With the new normal of COVID-19, I think that most people have started to think about what is really important to them and how to make their own best life. You can choose to be an optimist or a pessimist. It isn’t always easy to think positively, but it is an active decision that takes effort. When you are quarantined and have to work harder on friendships, you come to realize who your true friends are. In a lot of ways, that is what Just Breathe by Cammie McGovern is about.
On the outside, this book looks like it is about a friendship between a young girl searching for friends and a popular boy stuck in the hospital with complications from cystic fibrosis. The beginning of the book mainly focuses on their budding friendship and David’s health. It is eye opening the challenges that can confront a kid with CF. Jamie is a volunteer at the hospital and is one of the only people trying to just take David’s mind off of his illness. His parents won’t talk about what is really happening to him, won’t discuss his fears of death, his friends from school don’t visit much, and when they do, he downplays his issues. Jamie comes in an watches old movies with him and gets him to do origami. Their friendship is touching and needed by both of them. That said, I was completely annoyed when David started trying to disobey the hospital rules and the fact that he dragged Jamie into it. Regardless, I was enjoying this part of the story.

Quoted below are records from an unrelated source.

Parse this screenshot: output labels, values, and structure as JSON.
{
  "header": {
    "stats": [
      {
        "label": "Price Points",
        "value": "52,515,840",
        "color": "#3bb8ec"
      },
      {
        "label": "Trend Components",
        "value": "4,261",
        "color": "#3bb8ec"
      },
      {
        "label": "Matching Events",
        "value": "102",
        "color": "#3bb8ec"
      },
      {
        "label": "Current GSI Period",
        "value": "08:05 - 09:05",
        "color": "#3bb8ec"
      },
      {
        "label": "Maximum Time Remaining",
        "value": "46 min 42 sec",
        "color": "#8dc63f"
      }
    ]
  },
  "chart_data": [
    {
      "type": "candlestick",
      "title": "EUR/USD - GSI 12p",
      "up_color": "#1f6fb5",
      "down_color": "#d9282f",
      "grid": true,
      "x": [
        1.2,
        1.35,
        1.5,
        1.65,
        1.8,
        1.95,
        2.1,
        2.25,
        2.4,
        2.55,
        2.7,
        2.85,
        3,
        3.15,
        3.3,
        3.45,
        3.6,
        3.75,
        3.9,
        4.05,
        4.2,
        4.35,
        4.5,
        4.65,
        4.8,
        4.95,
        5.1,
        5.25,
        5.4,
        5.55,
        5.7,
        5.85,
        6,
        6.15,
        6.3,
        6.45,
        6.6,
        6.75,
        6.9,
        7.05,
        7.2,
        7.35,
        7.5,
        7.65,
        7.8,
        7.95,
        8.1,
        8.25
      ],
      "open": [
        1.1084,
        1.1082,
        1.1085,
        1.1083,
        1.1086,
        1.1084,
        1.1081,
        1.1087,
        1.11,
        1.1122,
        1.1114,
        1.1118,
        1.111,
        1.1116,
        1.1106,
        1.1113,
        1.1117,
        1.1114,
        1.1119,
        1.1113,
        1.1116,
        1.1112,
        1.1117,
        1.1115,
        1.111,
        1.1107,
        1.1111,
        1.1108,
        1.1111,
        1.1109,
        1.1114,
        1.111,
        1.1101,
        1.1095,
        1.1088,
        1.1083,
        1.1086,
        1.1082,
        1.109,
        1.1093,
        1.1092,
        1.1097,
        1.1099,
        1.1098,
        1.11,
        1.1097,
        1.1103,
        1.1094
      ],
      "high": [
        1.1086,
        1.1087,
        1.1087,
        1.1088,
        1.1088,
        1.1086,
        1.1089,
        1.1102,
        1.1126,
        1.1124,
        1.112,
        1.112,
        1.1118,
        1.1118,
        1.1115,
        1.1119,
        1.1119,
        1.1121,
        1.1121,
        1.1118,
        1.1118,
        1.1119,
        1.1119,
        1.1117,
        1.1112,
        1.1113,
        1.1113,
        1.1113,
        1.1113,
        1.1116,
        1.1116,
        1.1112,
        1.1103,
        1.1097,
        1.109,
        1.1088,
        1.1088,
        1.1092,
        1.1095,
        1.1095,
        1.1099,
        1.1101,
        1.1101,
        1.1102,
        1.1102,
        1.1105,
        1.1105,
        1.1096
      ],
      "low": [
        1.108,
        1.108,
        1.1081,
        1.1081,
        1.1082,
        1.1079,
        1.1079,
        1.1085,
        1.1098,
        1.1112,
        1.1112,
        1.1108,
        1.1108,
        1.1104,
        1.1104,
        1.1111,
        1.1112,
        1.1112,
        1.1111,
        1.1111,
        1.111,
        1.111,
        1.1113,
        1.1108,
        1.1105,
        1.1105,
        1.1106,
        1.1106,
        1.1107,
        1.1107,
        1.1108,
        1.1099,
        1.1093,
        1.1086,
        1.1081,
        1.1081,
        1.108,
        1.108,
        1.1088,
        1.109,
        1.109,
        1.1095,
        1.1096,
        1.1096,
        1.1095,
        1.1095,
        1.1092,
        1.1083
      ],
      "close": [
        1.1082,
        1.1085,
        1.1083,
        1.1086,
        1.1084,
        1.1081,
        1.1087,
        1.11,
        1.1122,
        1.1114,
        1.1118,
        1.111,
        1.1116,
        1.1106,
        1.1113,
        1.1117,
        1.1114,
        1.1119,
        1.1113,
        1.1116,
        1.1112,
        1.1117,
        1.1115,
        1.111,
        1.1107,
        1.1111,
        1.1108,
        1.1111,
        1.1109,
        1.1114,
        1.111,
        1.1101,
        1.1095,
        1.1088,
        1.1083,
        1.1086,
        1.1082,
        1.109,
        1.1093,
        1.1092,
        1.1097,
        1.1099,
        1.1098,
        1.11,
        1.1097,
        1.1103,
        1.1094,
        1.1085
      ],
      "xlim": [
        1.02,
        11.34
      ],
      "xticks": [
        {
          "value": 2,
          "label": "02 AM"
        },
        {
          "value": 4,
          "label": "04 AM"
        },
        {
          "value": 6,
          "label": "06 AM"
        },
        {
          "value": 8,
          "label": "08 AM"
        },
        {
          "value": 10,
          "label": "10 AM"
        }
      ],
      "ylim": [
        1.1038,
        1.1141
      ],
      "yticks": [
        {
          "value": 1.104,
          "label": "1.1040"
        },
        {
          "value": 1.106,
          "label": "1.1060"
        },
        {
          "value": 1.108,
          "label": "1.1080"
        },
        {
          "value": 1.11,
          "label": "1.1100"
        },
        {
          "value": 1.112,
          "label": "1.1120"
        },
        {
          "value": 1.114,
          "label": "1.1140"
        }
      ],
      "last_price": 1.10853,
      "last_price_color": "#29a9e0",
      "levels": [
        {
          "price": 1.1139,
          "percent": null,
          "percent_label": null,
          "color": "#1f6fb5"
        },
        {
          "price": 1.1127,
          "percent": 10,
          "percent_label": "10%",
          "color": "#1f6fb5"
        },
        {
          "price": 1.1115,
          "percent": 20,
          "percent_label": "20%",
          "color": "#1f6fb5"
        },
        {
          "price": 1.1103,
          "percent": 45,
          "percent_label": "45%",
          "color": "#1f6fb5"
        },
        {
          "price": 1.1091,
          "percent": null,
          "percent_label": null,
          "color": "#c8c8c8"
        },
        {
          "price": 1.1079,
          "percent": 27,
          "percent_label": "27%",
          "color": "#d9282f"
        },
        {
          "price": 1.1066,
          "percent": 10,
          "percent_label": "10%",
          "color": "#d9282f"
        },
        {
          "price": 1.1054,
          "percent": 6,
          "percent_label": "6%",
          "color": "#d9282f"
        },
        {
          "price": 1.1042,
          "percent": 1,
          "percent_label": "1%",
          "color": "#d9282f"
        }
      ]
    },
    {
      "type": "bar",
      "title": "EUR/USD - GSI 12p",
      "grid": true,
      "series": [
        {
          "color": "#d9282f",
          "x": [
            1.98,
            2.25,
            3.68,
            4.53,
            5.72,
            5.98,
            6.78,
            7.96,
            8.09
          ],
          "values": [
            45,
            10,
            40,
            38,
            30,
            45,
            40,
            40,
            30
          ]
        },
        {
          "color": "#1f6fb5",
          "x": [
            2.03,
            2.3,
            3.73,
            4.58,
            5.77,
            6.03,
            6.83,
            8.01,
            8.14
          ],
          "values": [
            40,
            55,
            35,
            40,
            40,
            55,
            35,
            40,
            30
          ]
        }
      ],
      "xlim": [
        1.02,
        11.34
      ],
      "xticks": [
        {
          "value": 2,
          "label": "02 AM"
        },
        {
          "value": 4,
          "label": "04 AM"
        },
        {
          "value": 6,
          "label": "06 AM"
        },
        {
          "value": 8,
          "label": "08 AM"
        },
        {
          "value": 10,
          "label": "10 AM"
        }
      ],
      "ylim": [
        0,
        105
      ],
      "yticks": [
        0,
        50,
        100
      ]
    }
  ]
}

Then the book started to deal a bit more with Jamie and her issues. Jamie has severe depression. Her father killed himself and she was the one to find him. She had been hospitalized for trying to kill herself. She is back at school, but nothing is quite the same, especially after she had lashed out at her “friends” the previous year. So in some ways, Jamie is wise beyond her years. She knows that the goal in life is happiness, not money. I laughed out loud when they started talking about hygge. (Had a child in a production of Frozen, Jr. and that song stole the show) Hygee tells you to “live your life as it is.” We could all use that reminder from time to time.
The reality is that not a lot of books deal with depression well. I’m thrilled to see more health issues being covered well in books, but this was one of the rare times to see depression covered with so much care. I wish that mental health was something that more people were able to openly talk about so there were less stigmas attached to it, especially during COVID. There are genetic factors as well as environmental factors and having a mental illness doesn’t make you any less than. Ok, getting off my soapbox.